Alan B. Morrison, the distinguished liberal public-interest lawyer and George Washington law school associate dean, has authorized me to publish this letter (emphasis added) that he sent to the Washington Post in response to Gregory L. Diskant’s astounding suggestion that President Obama could appoint Merrick Garland to the Supreme Court without the Senate’s ever having confirmed the Garland nomination:
My question is, did the editors show the piece to anyone with a passing familiarity with constitutional law? If they had, here are some questions that needed to be addressed:
What case allows one branch of government (the Senate here) to waive a constitutional protection (advice and consent to presidential nominations) designed to protect all of us from presidential excesses? How does the average time for Supreme Court confirmations become a constitutional time deadline? What case gives the Senate legal standing to sue the president over the legality of his appointments and how might such a case get decided by the Supreme Court in a reasonable time frame?

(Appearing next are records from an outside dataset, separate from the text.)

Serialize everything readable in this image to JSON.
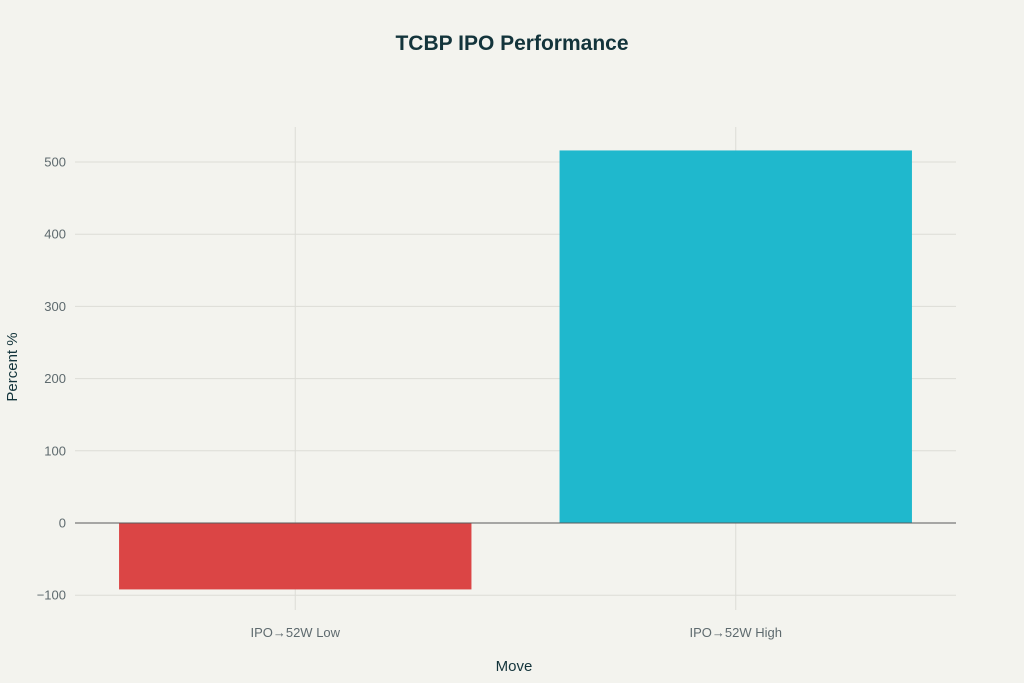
{
  "chart_data": {
    "type": "bar",
    "title": "TCBP IPO Performance",
    "xlabel": "Move",
    "ylabel": "Percent %",
    "categories": [
      "IPO→52W Low",
      "IPO→52W High"
    ],
    "values": [
      -92,
      516
    ],
    "colors": [
      "#db4545",
      "#1fb8cd"
    ],
    "ylim": [
      -110,
      550
    ],
    "yticks": [
      -100,
      0,
      100,
      200,
      300,
      400,
      500
    ],
    "ytick_labels": [
      "−100",
      "0",
      "100",
      "200",
      "300",
      "400",
      "500"
    ],
    "grid": true,
    "legend": "none"
  },
  "colors": {
    "background": "#f3f3ee",
    "grid": "#dcdcd6",
    "zero_line": "#5a5a5a",
    "title": "#13343b",
    "tick_text": "#5e6a6e"
  }
}
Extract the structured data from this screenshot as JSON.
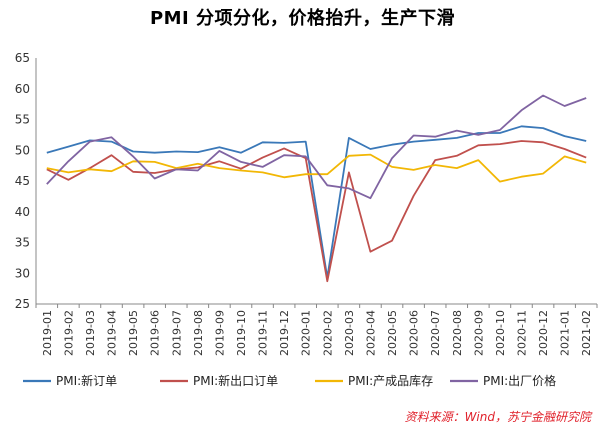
{
  "chart_data": {
    "type": "line",
    "title": "PMI 分项分化，价格抬升，生产下滑",
    "xlabel": "",
    "ylabel": "",
    "ylim": [
      25,
      65
    ],
    "yticks": [
      "25",
      "30",
      "35",
      "40",
      "45",
      "50",
      "55",
      "60",
      "65"
    ],
    "categories": [
      "2019-01",
      "2019-02",
      "2019-03",
      "2019-04",
      "2019-05",
      "2019-06",
      "2019-07",
      "2019-08",
      "2019-09",
      "2019-10",
      "2019-11",
      "2019-12",
      "2020-01",
      "2020-02",
      "2020-03",
      "2020-04",
      "2020-05",
      "2020-06",
      "2020-07",
      "2020-08",
      "2020-09",
      "2020-10",
      "2020-11",
      "2020-12",
      "2021-01",
      "2021-02"
    ],
    "grid": false,
    "legend_position": "bottom",
    "series": [
      {
        "name": "PMI:新订单",
        "color": "#3a78b8",
        "values": [
          49.6,
          50.6,
          51.6,
          51.4,
          49.8,
          49.6,
          49.8,
          49.7,
          50.5,
          49.6,
          51.3,
          51.2,
          51.4,
          29.3,
          52.0,
          50.2,
          50.9,
          51.4,
          51.7,
          52.0,
          52.8,
          52.8,
          53.9,
          53.6,
          52.3,
          51.5
        ]
      },
      {
        "name": "PMI:新出口订单",
        "color": "#c0504d",
        "values": [
          46.9,
          45.2,
          47.1,
          49.2,
          46.5,
          46.3,
          46.9,
          47.2,
          48.2,
          47.0,
          48.8,
          50.3,
          48.7,
          28.7,
          46.4,
          33.5,
          35.3,
          42.6,
          48.4,
          49.1,
          50.8,
          51.0,
          51.5,
          51.3,
          50.2,
          48.8
        ]
      },
      {
        "name": "PMI:产成品库存",
        "color": "#f2b705",
        "values": [
          47.1,
          46.4,
          46.9,
          46.6,
          48.2,
          48.1,
          47.1,
          47.8,
          47.1,
          46.7,
          46.4,
          45.6,
          46.1,
          46.1,
          49.1,
          49.3,
          47.3,
          46.8,
          47.6,
          47.1,
          48.4,
          44.9,
          45.7,
          46.2,
          49.0,
          48.0
        ]
      },
      {
        "name": "PMI:出厂价格",
        "color": "#8064a2",
        "values": [
          44.5,
          48.2,
          51.4,
          52.1,
          49.0,
          45.4,
          46.9,
          46.7,
          49.9,
          48.1,
          47.3,
          49.2,
          49.0,
          44.3,
          43.8,
          42.2,
          48.7,
          52.4,
          52.2,
          53.2,
          52.5,
          53.3,
          56.5,
          58.9,
          57.2,
          58.5
        ]
      }
    ]
  },
  "source_note": "资料来源：Wind，苏宁金融研究院"
}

And this assumes that President Obama would be willing to infuriate the Senate by this maneuver when he expects that Chief Judge Merrick Garland will be confirmed no later than the lame duck session.
Another ardent liberal, the Atlantic’s Garrett Epps, observes that Diskant’s argument “does not simply torture the Constitution’s text and history, it waterboards it.” And other progressives have weighed in with similarly blunt assessments: “this argument is dumb” and “very bad.”
The premise of Diskant’s argument—that the Appointments Clause is somehow ambiguous about the president’s need to obtain Senate confirmation of a nominee before he can appoint that nominee—contradicts the text of the clause, the originalist evidence of its meaning, and the uniform and settled practice of the Senate and the president from the beginning. (And, yes, there have been countless nominations before Garland’s that died from simple inaction.)
Morrison’s lead question answers itself. The Washington Post has beclowned itself by publishing Diskant’s op-ed.